Hoy en día no hacen gala de conocimiento profundo intelectual, sino que más bien se meten en toda conversación que pueda llegar a sus oídos y creen tener la razón absoluta, además de ser los más versados en cualquier tema imaginable. Que se habla de fútbol, ellos los que más saben, los que hacen los análisis más acertados y profundos de la jornada futbolística; de política, imposible discutirles, se convierten en políticos de nacimiento; de medioambiente, ni Félix Rodríguez de la Fuente les superaría en conocimiento; de la vida, ellos son los más expertos vividores; de viajes, impresionante, han estado en todas partes y son además los que más conocieron el lugar, hasta el rincón más escondido de los alrededores; de aventuras, es imposible encontrar a alguien a quien le haya sucedido algo más terrible, espantoso, atrevido, emocionante o arriesgado sobre la faz de la tierra.

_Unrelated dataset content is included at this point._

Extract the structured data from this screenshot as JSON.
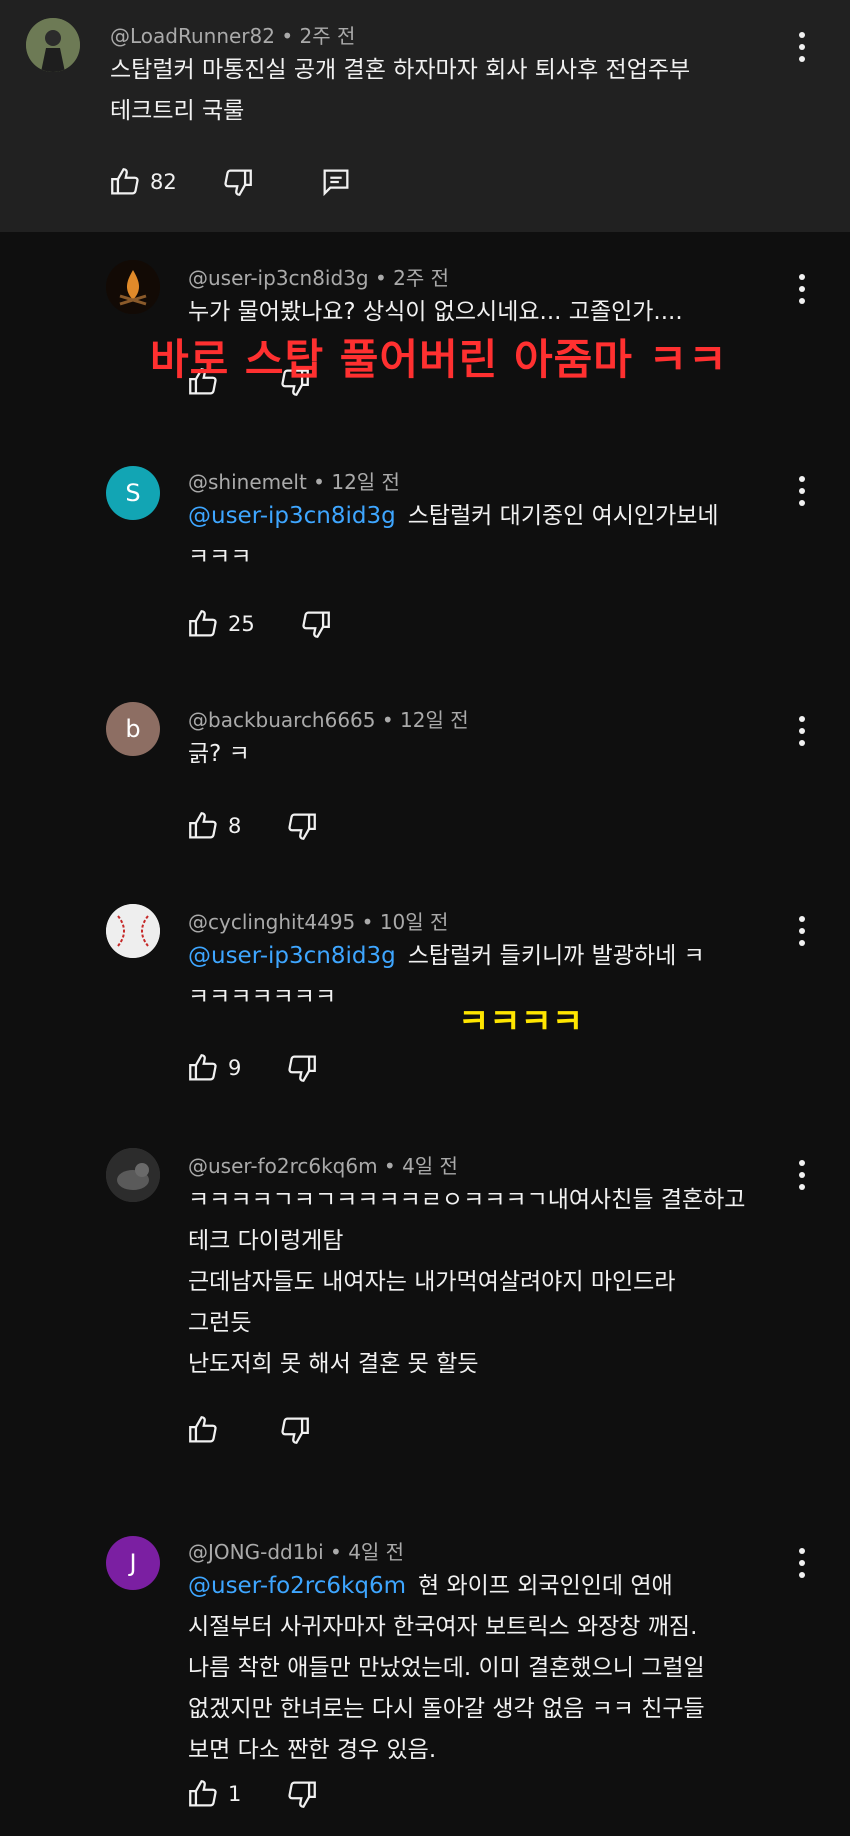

Al pedante se le ve venir de lejos. Se le reconoce al instante, debe ser porque tienen una expresión típica en los ojos que se desvela al principio de un saludo. Y encima tienen secuaces. Siempre sale alguno que les da la razón como si le fuera la vida en ello y se cree muy “guay” al hacerlo.

Ante estos alardes de inteligencia y “sabelotodismo” (si me permiten la expresión) uno se siente superficial y ridículo. Pero no ha de ser así, hay que vencerlos; ¿cómo? Pues ignorándolos. Descaradamente. Respondiendo con un “lo que tú digas”, “si tú lo dices” o algo por el estilo.

Así que, la próxima vez que se encuentren con uno de éstos, ya saben lo que responderle.